Trust in Allah, but tether your camel first

Each day it happens: you could have done something but you didn't do it, and you are using the excuse that if God wants it done, He will do it anyhow. Or, you do something and then you wait for the result, you expect, and the result never comes. Then you are angry, as if you have been cheated, as if God has betrayed you, as if He is against you, partial, prejudiced, unjust. And there arises great complaint in your mind. Then trust is missing.

The religious person is one who goes on doing whatsoever is humanly possible but creates no tension because of it. Because we are very, very tiny, small atoms in this universe, things are very complicated. Nothing depends only on my action; there are thousands of crisscrossing energies. The total of the energies will decide the outcome. How can I decide the outcome?

But if I don't do anything then things may never be the same. I have to do, and yet I have to learn not to expect. Then doing is a kind of prayer, with no desire that the result should be such. Then there is no frustration.

Trust will help you to remain unfrustrated, and tethering the camel will help you to remain alive, intensely alive.

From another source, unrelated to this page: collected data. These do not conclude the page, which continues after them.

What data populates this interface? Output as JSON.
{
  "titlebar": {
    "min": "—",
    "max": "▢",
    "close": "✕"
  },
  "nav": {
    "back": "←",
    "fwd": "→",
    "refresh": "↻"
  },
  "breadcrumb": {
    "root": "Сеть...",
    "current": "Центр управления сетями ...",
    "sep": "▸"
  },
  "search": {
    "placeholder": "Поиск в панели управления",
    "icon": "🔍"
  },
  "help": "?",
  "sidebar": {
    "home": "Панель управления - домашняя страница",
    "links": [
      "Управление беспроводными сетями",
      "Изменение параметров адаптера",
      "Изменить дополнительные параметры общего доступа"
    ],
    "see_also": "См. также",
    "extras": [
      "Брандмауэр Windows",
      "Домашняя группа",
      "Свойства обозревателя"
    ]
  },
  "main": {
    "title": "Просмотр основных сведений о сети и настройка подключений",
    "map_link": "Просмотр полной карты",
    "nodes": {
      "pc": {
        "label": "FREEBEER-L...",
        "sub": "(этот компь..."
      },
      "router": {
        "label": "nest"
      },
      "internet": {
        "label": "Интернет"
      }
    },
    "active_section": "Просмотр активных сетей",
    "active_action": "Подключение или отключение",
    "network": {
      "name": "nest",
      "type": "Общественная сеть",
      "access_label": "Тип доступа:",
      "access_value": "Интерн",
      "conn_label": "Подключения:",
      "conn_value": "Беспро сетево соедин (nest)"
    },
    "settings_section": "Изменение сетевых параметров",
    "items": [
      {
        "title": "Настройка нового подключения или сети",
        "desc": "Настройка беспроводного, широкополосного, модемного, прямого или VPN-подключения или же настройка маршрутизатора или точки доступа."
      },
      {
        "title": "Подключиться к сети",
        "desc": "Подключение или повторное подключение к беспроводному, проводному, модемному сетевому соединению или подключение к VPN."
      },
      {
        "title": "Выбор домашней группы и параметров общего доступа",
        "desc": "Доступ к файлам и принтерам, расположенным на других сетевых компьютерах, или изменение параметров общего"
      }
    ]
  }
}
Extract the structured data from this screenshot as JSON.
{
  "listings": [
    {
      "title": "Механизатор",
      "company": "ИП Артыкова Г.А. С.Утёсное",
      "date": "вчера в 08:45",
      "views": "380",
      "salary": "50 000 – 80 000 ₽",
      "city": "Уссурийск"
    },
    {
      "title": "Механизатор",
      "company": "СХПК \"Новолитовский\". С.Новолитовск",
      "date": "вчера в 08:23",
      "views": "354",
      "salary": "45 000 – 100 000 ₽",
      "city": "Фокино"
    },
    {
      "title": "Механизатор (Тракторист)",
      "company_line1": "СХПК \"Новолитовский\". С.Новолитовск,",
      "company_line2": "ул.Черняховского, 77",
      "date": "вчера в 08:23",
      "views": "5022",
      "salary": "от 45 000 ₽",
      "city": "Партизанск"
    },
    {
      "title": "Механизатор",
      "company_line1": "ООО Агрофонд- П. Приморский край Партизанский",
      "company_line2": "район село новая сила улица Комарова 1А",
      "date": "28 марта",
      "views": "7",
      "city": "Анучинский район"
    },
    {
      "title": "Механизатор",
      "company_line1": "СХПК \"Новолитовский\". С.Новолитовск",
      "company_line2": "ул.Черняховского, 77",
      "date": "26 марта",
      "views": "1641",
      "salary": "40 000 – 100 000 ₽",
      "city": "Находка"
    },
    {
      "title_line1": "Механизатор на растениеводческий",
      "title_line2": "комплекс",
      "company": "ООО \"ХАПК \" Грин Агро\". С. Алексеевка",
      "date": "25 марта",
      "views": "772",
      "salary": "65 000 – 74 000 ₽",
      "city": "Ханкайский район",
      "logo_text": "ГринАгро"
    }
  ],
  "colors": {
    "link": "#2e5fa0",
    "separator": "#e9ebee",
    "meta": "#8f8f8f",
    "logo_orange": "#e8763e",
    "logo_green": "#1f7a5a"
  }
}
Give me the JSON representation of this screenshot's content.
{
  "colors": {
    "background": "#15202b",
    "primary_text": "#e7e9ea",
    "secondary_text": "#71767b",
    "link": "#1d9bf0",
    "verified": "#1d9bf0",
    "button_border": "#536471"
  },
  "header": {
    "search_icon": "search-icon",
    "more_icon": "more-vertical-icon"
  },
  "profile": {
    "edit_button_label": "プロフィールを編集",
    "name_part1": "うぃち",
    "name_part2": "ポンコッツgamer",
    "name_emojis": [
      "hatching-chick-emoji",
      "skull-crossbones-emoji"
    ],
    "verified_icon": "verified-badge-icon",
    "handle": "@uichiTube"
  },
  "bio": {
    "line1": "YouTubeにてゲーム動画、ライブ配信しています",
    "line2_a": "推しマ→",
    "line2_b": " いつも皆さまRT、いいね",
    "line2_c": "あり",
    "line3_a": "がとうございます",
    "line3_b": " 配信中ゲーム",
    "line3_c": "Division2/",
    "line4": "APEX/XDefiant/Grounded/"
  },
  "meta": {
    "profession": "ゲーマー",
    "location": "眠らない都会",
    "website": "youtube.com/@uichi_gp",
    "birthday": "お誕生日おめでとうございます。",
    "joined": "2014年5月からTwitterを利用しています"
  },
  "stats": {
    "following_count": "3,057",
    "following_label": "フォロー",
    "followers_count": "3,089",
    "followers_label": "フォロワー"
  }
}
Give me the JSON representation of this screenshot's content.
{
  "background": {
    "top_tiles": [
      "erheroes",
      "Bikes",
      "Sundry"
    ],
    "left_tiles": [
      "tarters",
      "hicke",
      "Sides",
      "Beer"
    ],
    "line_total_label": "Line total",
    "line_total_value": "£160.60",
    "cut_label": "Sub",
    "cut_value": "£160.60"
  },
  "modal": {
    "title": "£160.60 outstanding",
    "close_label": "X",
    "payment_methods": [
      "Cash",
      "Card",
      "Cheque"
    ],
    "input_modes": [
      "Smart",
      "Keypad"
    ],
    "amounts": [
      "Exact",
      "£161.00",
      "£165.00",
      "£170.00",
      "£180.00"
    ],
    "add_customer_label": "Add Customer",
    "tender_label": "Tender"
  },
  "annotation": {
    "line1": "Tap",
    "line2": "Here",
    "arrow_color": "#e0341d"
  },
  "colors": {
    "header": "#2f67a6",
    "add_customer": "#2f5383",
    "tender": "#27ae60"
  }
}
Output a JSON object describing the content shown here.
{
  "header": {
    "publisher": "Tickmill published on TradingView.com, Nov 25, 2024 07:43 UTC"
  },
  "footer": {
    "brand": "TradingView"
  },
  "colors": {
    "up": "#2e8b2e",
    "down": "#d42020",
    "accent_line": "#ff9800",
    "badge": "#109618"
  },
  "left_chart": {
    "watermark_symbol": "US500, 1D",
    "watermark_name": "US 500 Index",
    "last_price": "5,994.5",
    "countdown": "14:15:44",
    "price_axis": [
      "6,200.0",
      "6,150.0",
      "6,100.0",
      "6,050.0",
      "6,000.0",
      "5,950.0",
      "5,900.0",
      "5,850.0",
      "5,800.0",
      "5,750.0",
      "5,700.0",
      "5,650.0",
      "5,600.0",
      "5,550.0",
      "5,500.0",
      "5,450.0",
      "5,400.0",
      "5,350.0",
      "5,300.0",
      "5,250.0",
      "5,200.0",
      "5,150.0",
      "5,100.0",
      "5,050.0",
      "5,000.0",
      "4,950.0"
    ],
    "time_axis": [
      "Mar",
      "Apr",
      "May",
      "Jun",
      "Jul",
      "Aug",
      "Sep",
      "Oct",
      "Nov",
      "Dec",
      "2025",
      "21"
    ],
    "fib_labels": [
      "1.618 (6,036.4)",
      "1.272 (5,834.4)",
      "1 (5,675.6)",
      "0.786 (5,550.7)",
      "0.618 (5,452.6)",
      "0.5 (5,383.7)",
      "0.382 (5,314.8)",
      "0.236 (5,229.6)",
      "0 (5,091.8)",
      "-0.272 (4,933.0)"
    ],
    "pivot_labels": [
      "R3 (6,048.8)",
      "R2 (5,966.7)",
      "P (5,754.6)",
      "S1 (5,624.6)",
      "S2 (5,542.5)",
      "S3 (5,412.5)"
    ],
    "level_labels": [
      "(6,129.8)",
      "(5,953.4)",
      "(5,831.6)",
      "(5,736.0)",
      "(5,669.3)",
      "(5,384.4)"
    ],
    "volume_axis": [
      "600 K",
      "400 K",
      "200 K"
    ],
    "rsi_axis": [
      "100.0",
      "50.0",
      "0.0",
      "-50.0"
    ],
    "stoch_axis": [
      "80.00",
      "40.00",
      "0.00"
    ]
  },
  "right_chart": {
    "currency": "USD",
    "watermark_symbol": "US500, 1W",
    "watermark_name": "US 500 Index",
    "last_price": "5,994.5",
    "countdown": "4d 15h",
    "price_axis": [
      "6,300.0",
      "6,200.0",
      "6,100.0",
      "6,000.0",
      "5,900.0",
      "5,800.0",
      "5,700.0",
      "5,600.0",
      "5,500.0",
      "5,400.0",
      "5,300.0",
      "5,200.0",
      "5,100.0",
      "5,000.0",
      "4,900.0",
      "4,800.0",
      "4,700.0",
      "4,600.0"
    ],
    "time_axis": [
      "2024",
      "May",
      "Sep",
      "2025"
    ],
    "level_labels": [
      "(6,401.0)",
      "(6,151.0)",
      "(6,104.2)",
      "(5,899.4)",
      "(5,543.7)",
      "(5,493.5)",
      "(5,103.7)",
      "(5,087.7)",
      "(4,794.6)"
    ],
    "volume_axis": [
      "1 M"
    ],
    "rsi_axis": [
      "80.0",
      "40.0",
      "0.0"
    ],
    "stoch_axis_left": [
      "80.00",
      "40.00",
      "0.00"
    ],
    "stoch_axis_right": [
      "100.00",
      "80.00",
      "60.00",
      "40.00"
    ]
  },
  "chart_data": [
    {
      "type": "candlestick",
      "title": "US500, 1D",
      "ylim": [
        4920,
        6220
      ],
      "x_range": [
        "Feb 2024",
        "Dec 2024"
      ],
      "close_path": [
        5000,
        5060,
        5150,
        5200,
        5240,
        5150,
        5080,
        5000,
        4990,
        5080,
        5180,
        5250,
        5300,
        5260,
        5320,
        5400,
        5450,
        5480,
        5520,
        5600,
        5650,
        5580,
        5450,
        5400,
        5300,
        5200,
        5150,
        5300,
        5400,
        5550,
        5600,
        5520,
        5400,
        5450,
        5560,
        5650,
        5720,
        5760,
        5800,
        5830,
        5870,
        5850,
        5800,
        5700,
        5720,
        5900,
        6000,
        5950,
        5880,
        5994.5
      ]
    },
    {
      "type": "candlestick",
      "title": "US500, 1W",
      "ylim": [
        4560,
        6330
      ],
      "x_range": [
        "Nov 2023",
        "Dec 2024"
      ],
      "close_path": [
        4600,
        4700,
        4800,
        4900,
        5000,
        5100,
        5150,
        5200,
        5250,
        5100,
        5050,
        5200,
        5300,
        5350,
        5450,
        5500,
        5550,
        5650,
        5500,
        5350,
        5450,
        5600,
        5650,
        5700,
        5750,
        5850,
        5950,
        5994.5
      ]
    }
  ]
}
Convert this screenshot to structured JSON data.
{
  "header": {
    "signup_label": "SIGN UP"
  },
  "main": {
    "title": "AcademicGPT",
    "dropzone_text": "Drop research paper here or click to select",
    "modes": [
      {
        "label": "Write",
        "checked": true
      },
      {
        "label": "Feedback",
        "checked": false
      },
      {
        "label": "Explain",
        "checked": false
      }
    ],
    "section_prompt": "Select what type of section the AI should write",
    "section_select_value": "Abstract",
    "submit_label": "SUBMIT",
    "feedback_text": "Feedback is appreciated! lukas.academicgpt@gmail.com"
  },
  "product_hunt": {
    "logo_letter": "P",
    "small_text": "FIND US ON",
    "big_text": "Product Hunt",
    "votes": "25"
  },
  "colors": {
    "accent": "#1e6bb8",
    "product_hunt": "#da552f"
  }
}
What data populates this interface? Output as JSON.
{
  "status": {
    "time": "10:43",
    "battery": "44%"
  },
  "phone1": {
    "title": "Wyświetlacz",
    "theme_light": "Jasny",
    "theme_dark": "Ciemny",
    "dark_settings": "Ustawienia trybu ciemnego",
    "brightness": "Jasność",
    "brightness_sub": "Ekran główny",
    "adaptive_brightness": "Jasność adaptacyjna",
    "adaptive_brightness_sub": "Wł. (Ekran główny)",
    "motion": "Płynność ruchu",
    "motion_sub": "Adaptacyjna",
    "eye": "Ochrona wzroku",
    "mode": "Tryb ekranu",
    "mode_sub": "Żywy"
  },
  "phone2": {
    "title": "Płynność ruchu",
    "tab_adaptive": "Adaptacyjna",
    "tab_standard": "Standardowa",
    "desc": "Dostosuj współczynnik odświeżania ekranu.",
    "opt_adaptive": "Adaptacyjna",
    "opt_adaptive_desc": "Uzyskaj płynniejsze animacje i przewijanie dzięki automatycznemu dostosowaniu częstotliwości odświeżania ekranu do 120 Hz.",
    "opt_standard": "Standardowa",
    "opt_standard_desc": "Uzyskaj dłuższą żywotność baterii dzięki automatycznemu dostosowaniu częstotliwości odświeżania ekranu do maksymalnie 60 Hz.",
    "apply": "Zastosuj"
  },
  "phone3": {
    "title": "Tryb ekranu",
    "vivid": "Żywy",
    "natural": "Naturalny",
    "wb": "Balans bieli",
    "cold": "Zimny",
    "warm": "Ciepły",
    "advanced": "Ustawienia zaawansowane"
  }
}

This Sufi saying wants to create the third type of man, the real man: who knows how to do and who knows how not to do; who can be a doer when needed, can say "Yes!" and who can be passive when needed and can say "No"--who is utterly wakeful in the day and utterly asleep in the night; who knows how to inhale and how to exhale; who knows the balance of life.

"Trust in Allah but tether your camel first."

This saying comes from a small story. A master was traveling with one of his disciples. The disciple was in charge of taking care of the camel. They came in the night, tired, to a caravanserai. It was the disciple's duty to tether the camel; he didn't bother about it, he left the camel outside. Instead of that he simply prayed. He said to God, "Take care of the camel," and fell asleep.

In the morning the camel was gone--stolen or moved away, or whatsoever happened. The master asked, "What happened to the camel? Where is the camel?" And the disciple said, "I don't know. You ask God, because I had told Allah to take care of the camel, and I was too tired, so I don't know. And I am not responsible either, because I had told Him, and very clearly! There was no missing the point. Not only once in fact, I told Him thrice. And you go on teaching 'Trust Allah,' so I trusted. Now don't look at me with anger."

The master said, "Trust in Allah but tether your camel first--because Allah has no other hands than yours." If He wants to tether the camel He will have to use somebody's hands; He has no other hands. And it is your camel! The best way and the easiest and the shortest way is to use your hands. Trust Allah--don't trust only your hands, otherwise you will become tense. Tether the camel and then trust Allah."

You will ask, "Then why trust Allah if you are tethering the camel?"--because a tethered camel can also be stolen. You do whatsoever you can do: that does not make the result certain, there is no guarantee. So you do whatsoever you can, and then whatsoever happens, accept it.

This is the meaning of tether the camel: do whatever is possible for you to do, don't shirk your responsibility, and then if nothing happens or something goes wrong, trust Allah. Then He knows best. Then maybe it is right for us to travel without the camel. It is very easy to trust Allah and be lazy. It is very easy not to trust Allah and be a doer. The third type of man is difficult--to trust Allah and yet remain a doer. But now you are only instrumental; God is the real doer, you are just instruments in His hands.